People always have a public persona and a more complex and sometimes muddled persona that they often keep hidden, even from themselves. And here Shaw’s professional training manifests itself in her skillful writing. We may not always like her characters, or agree with the decisions they take, but we do understand them and what it is that drives them to think and behave the way they do. In fact, if I have a criticism it is that I would dearly have liked to know more about some of the supporting cast of characters who almost deserve a book of their own.
The principal protagonist – or to describe her in the old fashioned way as the heroine of the story – has to learn how to negotiate her way through the minefield of sometimes competing family loyalties; and in her encounters in Israel she is again forced to open her mind to differing points of view and conflicting opinions.
Spending her formative years in the world of a prosperous and seemingly ideal world of Jewish London, the principal character would seem to have everything that a good Jewish girl could desire. And indeed there are such girls content with their lot who would never consider leaving the cozy and seemingly safe haven of prosperity and stability.
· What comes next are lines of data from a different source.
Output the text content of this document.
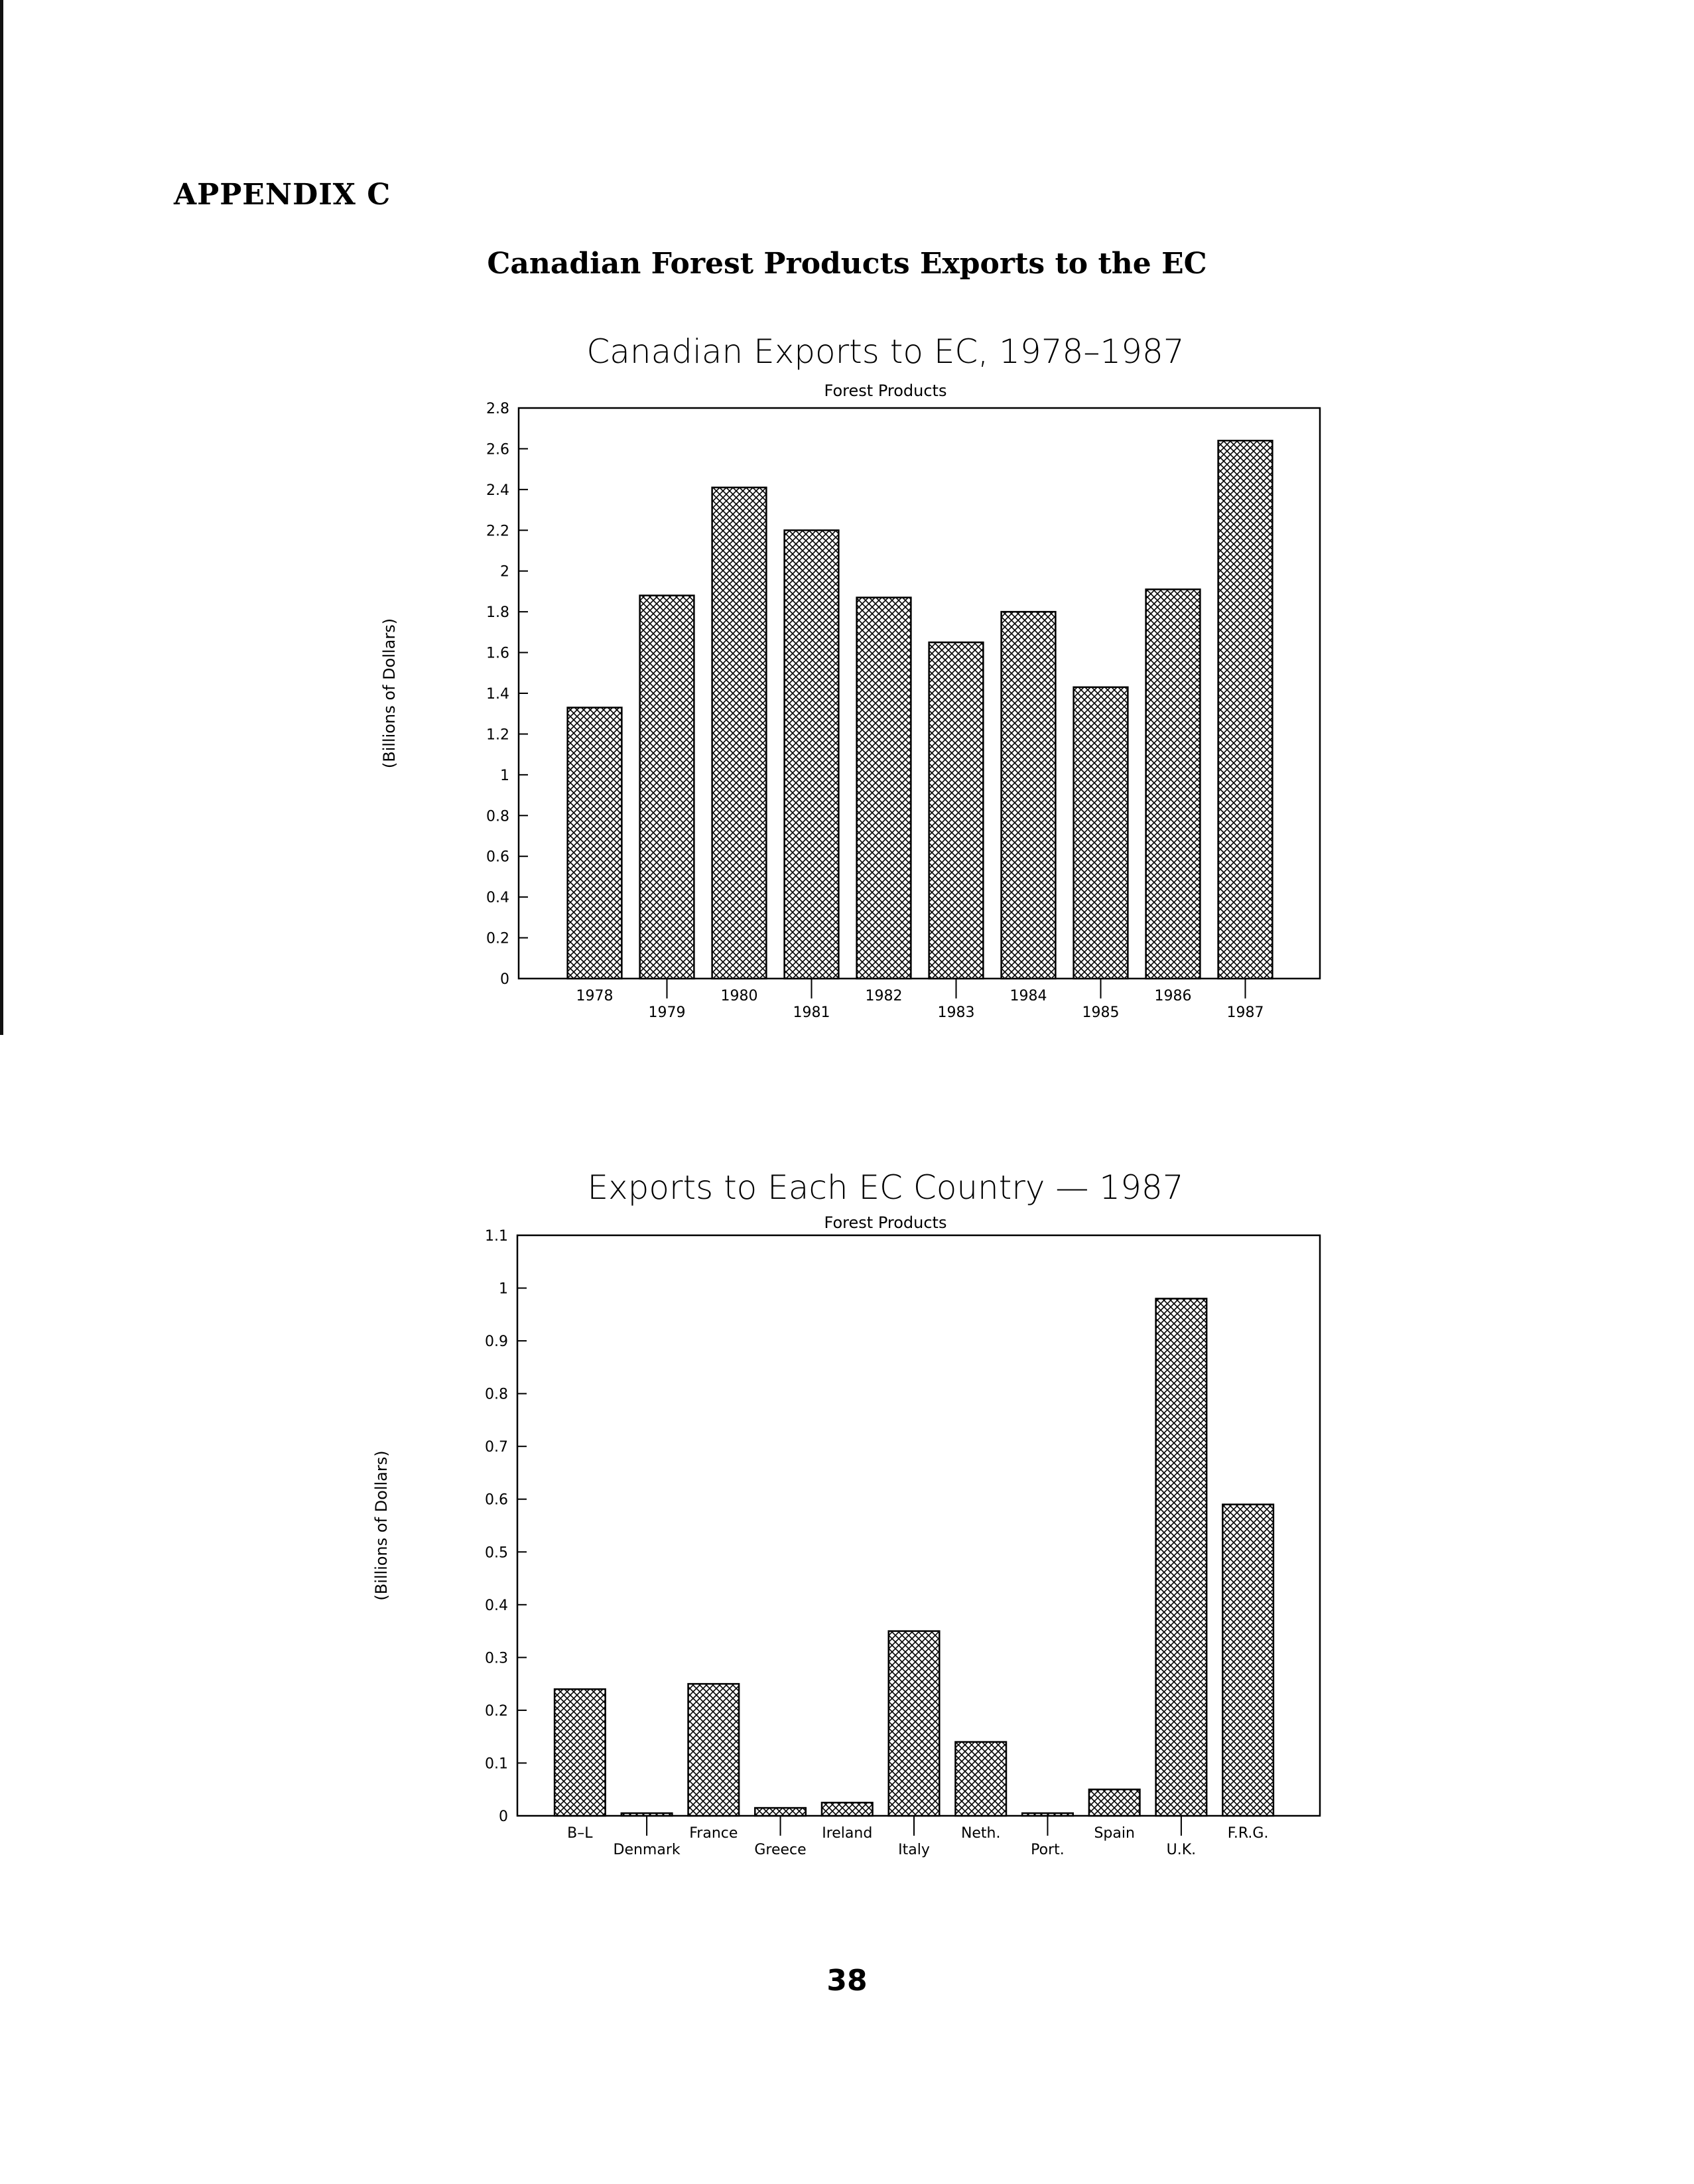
APPENDIX C
Canadian Forest Products Exports to the EC
Canadian Exports to EC, 1978–1987
Forest Products
(Billions of Dollars)
0
0.2
0.4
0.6
0.8
1
1.2
1.4
1.6
1.8
2
2.2
2.4
2.6
2.8
1978
1979
1980
1981
1982
1983
1984
1985
1986
1987
Exports to Each EC Country — 1987
Forest Products
(Billions of Dollars)
0
0.1
0.2
0.3
0.4
0.5
0.6
0.7
0.8
0.9
1
1.1
B–L
Denmark
France
Greece
Ireland
Italy
Neth.
Port.
Spain
U.K.
F.R.G.
38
I do not want to spoil the book by revealing the reasons that our heroine journeys to Israel, so if you want to know what drives a young girl to go against family wishes and set off on a journey, albeit with trepidation, that may or may not bring her to her “home,” you are going to have to read it yourself.
Running Home may be the title, but it makes one wonder: where exactly is home? The popular saying is, “Home is where the heart is.”
But many of us have experienced the feeling of a heart split in two, divided between family loyalties and familiarity, and the longing for new places, new experiences and new emotional attachments.
Dorothy may have been able to return to home and normality by clicking her heels together while wearing the magical ruby shoes and repeating the mantra “There’s no place like home;” but this book made me wonder if Dorothy, on her return, might have found herself still longing for the wonderful world over the rainbow.
I look forward to the pleasure of reading more books by the talented Brenda Shaw.